The moon is dotted with a vast number of craters, some billions of years old.
Using the new lunar mapping technique, the technology successfully counted new pockmarks on the moon -- some 6,000 of them -- through available datasets from previous lunar observation information, Tech Times reported.
"Basically, we need to manually look at an image, locate and count the craters and then calculate how large they are based on the size of the image," Mohamad Ali-Dib, from the Centre for Planetary Sciences at University of Toronto Scarborough, Canada, was quoted as saying.
For the study, published in the journal Icarus, the team first trained the convolutional neural network on a dataset covering two-thirds of the moon. They then tested the neural network on the remaining third of the moon.
The results yield 92 percent of craters from human-generated test sets and almost twice of the total number of crater detections.
They were able to spot about 6,000 previously unidentified craters on the moon's surface.

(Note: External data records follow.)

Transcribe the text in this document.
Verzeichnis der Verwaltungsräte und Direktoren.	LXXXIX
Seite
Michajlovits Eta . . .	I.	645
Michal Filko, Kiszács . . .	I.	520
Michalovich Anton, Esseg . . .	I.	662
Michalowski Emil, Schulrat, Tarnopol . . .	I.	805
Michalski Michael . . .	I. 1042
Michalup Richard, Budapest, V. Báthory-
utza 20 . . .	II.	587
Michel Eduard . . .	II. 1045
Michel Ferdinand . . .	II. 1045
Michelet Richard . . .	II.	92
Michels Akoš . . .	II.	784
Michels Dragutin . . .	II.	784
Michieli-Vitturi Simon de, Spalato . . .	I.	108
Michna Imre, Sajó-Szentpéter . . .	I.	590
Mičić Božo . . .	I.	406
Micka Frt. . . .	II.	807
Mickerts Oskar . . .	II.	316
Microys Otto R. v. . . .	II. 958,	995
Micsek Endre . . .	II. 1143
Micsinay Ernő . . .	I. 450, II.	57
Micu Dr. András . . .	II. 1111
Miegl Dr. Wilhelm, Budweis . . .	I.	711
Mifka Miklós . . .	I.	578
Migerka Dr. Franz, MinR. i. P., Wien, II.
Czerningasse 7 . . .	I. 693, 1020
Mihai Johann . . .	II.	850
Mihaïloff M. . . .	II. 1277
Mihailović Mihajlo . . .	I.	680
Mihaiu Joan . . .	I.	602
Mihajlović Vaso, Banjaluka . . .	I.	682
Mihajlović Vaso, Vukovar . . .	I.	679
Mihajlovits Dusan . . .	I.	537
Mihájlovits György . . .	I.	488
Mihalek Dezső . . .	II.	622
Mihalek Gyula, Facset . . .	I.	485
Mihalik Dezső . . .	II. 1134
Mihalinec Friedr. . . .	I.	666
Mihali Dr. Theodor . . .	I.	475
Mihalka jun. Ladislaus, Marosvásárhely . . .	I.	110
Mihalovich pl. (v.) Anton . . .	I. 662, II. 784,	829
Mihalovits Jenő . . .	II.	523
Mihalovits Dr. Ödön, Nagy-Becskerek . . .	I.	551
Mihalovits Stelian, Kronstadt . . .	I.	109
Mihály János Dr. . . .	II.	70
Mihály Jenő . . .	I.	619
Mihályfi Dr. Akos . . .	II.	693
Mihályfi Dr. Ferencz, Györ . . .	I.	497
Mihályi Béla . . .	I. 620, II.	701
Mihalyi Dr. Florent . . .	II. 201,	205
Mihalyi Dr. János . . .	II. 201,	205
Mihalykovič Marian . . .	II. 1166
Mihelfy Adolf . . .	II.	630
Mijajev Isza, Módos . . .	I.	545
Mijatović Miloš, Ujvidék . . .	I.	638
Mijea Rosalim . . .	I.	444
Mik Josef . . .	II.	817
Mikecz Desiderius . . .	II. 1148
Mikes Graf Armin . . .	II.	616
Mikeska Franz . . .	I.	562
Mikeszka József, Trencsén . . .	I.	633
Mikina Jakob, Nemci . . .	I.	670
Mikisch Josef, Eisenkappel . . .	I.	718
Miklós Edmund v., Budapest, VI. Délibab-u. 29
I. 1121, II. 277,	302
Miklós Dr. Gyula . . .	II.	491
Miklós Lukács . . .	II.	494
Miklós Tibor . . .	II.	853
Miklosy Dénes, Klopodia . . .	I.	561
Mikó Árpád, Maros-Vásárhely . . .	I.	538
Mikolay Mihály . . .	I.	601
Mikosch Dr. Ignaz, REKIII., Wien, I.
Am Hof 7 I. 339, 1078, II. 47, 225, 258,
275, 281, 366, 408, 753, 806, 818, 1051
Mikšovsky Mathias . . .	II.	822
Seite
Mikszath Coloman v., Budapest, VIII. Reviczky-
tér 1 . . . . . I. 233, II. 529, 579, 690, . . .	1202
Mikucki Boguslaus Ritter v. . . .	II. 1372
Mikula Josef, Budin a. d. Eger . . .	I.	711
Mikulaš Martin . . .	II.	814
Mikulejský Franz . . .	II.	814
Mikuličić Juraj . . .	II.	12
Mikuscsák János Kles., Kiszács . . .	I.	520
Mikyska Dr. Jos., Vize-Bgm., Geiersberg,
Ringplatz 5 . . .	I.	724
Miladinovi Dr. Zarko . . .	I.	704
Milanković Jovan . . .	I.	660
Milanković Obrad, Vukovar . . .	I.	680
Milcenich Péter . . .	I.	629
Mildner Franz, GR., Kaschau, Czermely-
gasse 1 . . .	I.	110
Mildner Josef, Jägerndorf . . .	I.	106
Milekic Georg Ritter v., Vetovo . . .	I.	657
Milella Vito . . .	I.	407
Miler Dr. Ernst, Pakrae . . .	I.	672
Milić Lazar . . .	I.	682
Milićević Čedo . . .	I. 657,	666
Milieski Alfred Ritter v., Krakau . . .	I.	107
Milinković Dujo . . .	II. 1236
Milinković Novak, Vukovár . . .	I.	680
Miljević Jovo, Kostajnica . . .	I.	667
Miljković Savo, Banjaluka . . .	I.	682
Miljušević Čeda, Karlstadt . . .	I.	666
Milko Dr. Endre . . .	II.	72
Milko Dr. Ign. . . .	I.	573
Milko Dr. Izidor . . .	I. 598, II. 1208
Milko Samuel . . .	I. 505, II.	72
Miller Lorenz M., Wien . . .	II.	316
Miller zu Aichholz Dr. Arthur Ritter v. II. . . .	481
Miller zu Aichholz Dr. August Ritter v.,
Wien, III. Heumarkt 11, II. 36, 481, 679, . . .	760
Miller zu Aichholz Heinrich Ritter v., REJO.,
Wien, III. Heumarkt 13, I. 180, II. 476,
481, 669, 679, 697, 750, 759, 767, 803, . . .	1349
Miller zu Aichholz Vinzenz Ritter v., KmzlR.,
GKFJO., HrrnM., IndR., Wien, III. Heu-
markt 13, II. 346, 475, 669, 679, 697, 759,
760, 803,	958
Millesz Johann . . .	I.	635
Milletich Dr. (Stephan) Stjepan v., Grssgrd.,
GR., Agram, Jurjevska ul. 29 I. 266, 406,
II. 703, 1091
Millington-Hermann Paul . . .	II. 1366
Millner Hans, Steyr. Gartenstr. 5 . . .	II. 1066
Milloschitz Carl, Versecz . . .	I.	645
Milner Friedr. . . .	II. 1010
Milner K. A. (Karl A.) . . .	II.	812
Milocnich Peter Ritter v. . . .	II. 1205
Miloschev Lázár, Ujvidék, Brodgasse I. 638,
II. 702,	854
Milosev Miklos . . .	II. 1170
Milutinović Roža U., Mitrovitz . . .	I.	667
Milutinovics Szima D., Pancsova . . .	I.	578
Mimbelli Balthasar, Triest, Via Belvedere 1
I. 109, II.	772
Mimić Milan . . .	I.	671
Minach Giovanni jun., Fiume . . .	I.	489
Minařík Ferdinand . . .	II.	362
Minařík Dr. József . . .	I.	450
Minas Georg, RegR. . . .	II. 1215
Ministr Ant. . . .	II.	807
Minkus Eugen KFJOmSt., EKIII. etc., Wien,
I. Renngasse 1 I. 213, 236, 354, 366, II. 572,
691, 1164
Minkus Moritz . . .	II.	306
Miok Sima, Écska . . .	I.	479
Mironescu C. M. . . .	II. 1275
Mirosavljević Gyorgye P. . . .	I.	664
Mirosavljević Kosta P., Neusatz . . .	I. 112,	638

Out of the new craters discovered, 15 percent are smaller in diameter than the minimum crater size in the ground-truth dataset.
The errors compared to the human-generated datasets are only 11 percent or less, making the deep-learning tool useful in automatically extracting crater information on various solar system bodies.
The same network also successfully detected craters on Mercury, which has a completely distinct surface compared to the moon, the report said.